The optical properties of birefringence signals from single muscle fibres.

1. The optical retardation of single muscle fibres at rest and the optical properties of the large, early birefringence signal detectable during a twitch (Baylor & Oetliker, 1975, 1977a) were investigated. 2. The resting birefringence, B, which is the factor relating resting retardation, R, to the light path length through the fibre, L, was found to be 2.25 x 10-3 (i.e. R = 2.25 X 10-3 X L) and to be independent of wavelength ( lambda = 480-660 nm). 3. When the angle of incidence, psi, of the crossed polarizers with respect to the fibre axis was varied, the resting light intensity and large, early change in light intensity were related by the function sin2 psi-cos2psi. When the net phase shift, phi lambda, of a narrow longitudinal strip of fibre plus compensator was varied, the resting light intensity was described by the function (1-cos phi lambda), whereas the early change in light intensity followed sin phi lambda. These results make it likely that the optical mechanism underlying the early birefringence signal is a change in retardation. 4. When a narrow longitudinal strip of fibre was illuminated by monochromatic light in the range 480-690 nm, the magnitude of the signal varied approximately as expected if the retardation change is independent of wave-length. 5. The spatial characteristics of the signal were examined by moving a small slit of light across the fibre width as well as by measuring the signal collected from the entire fibre width as a function of wave-length. The results from both experiments support the idea that the large, early change in retardation is due to a volume-related rather than surface-related structure. 6. Under the assumption that the retardation change is distributed as fibre volume, its average magnitude was calculated. For fibres in normal Ringer the peak of the early retardation change compared with resting is about 1.7 x 10-3, and for fibres in D2O Ringer about 0.7 x 10-3.
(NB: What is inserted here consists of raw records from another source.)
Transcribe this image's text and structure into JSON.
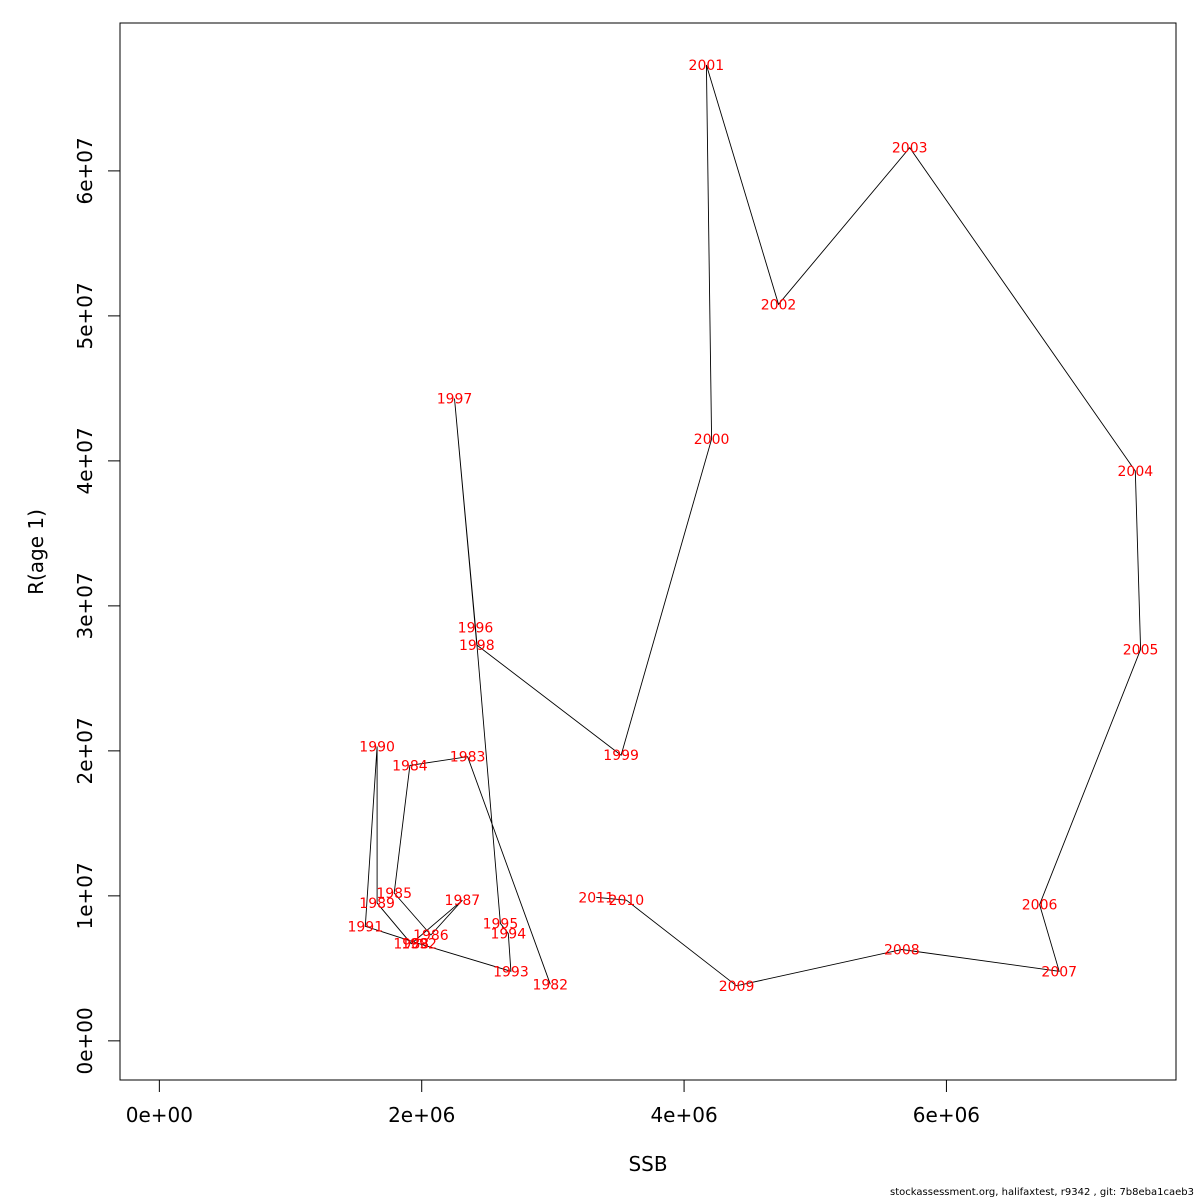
{
  "chart_data": {
    "type": "line",
    "xlabel": "SSB",
    "ylabel": "R(age 1)",
    "xlim": [
      -300000,
      7750000
    ],
    "ylim": [
      -2700000,
      70200000
    ],
    "x_ticks": [
      0,
      2000000,
      4000000,
      6000000
    ],
    "x_tick_labels": [
      "0e+00",
      "2e+06",
      "4e+06",
      "6e+06"
    ],
    "y_ticks": [
      0,
      10000000,
      20000000,
      30000000,
      40000000,
      50000000,
      60000000
    ],
    "y_tick_labels": [
      "0e+00",
      "1e+07",
      "2e+07",
      "3e+07",
      "4e+07",
      "5e+07",
      "6e+07"
    ],
    "grid": false,
    "line_color": "#000000",
    "label_color": "#ff0000",
    "series": [
      {
        "points": [
          {
            "year": "1982",
            "x": 2980000,
            "y": 3900000
          },
          {
            "year": "1983",
            "x": 2350000,
            "y": 19600000
          },
          {
            "year": "1984",
            "x": 1910000,
            "y": 19000000
          },
          {
            "year": "1985",
            "x": 1790000,
            "y": 10200000
          },
          {
            "year": "1986",
            "x": 2070000,
            "y": 7300000
          },
          {
            "year": "1987",
            "x": 2310000,
            "y": 9700000
          },
          {
            "year": "1988",
            "x": 1920000,
            "y": 6700000
          },
          {
            "year": "1989",
            "x": 1660000,
            "y": 9500000
          },
          {
            "year": "1990",
            "x": 1660000,
            "y": 20300000
          },
          {
            "year": "1991",
            "x": 1570000,
            "y": 7900000
          },
          {
            "year": "1992",
            "x": 1980000,
            "y": 6700000
          },
          {
            "year": "1993",
            "x": 2680000,
            "y": 4800000
          },
          {
            "year": "1994",
            "x": 2660000,
            "y": 7400000
          },
          {
            "year": "1995",
            "x": 2600000,
            "y": 8100000
          },
          {
            "year": "1996",
            "x": 2410000,
            "y": 28500000
          },
          {
            "year": "1997",
            "x": 2250000,
            "y": 44300000
          },
          {
            "year": "1998",
            "x": 2420000,
            "y": 27300000
          },
          {
            "year": "1999",
            "x": 3520000,
            "y": 19700000
          },
          {
            "year": "2000",
            "x": 4210000,
            "y": 41500000
          },
          {
            "year": "2001",
            "x": 4170000,
            "y": 67300000
          },
          {
            "year": "2002",
            "x": 4720000,
            "y": 50800000
          },
          {
            "year": "2003",
            "x": 5720000,
            "y": 61600000
          },
          {
            "year": "2004",
            "x": 7440000,
            "y": 39300000
          },
          {
            "year": "2005",
            "x": 7480000,
            "y": 27000000
          },
          {
            "year": "2006",
            "x": 6710000,
            "y": 9400000
          },
          {
            "year": "2007",
            "x": 6860000,
            "y": 4800000
          },
          {
            "year": "2008",
            "x": 5660000,
            "y": 6300000
          },
          {
            "year": "2009",
            "x": 4400000,
            "y": 3800000
          },
          {
            "year": "2010",
            "x": 3560000,
            "y": 9700000
          },
          {
            "year": "2011",
            "x": 3330000,
            "y": 9900000
          }
        ]
      }
    ]
  },
  "footer": "stockassessment.org, halifaxtest, r9342 , git: 7b8eba1caeb3"
}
Birefringence signals from surface and t-system membranes of frog single muscle fibres.

1. When the tonicity of Ringer is increased above 2-5 times normal and a single fibre stimulated externally, the large, early birefringence signal preceding twitch tension (Baylor & Oetliker, 1975, 1977 a,b) is sufficiently reduced and delayed so as to reveal a small but distinct signal ('1st component") preceding it. For an average-sized fibre, the deltaI/I of the 1st component was (minus) 1 to 2 x 10-5. 2. The time course of the 1st component superimposed with the surface action potential simultaneously recorded by an internal micro-electrode. The polarity of the 1st component reversed with compensation. 3. From these characteristics, the 1st component is thought to arise from a small change in optical retardation of the surface membrane due to the action potential. 4. When a fibre was impaled with two micro-electrodes, retardation changes accompanying small hyperpolarizing and depolarizing current steps were detected. In some cases the polarity of the observed signal was opposite in sign to that expected for a retardation change only from the surface membrane. 5. Because the anatomical orientation of the T-system appears to be primarily transverse rather than longitudinal, these signals of opposite polarity are probably, on balance, due to retardation changes from the membranes of the T-system. 6. The possible origin of the large birefringence signal preceding contraction is discussed.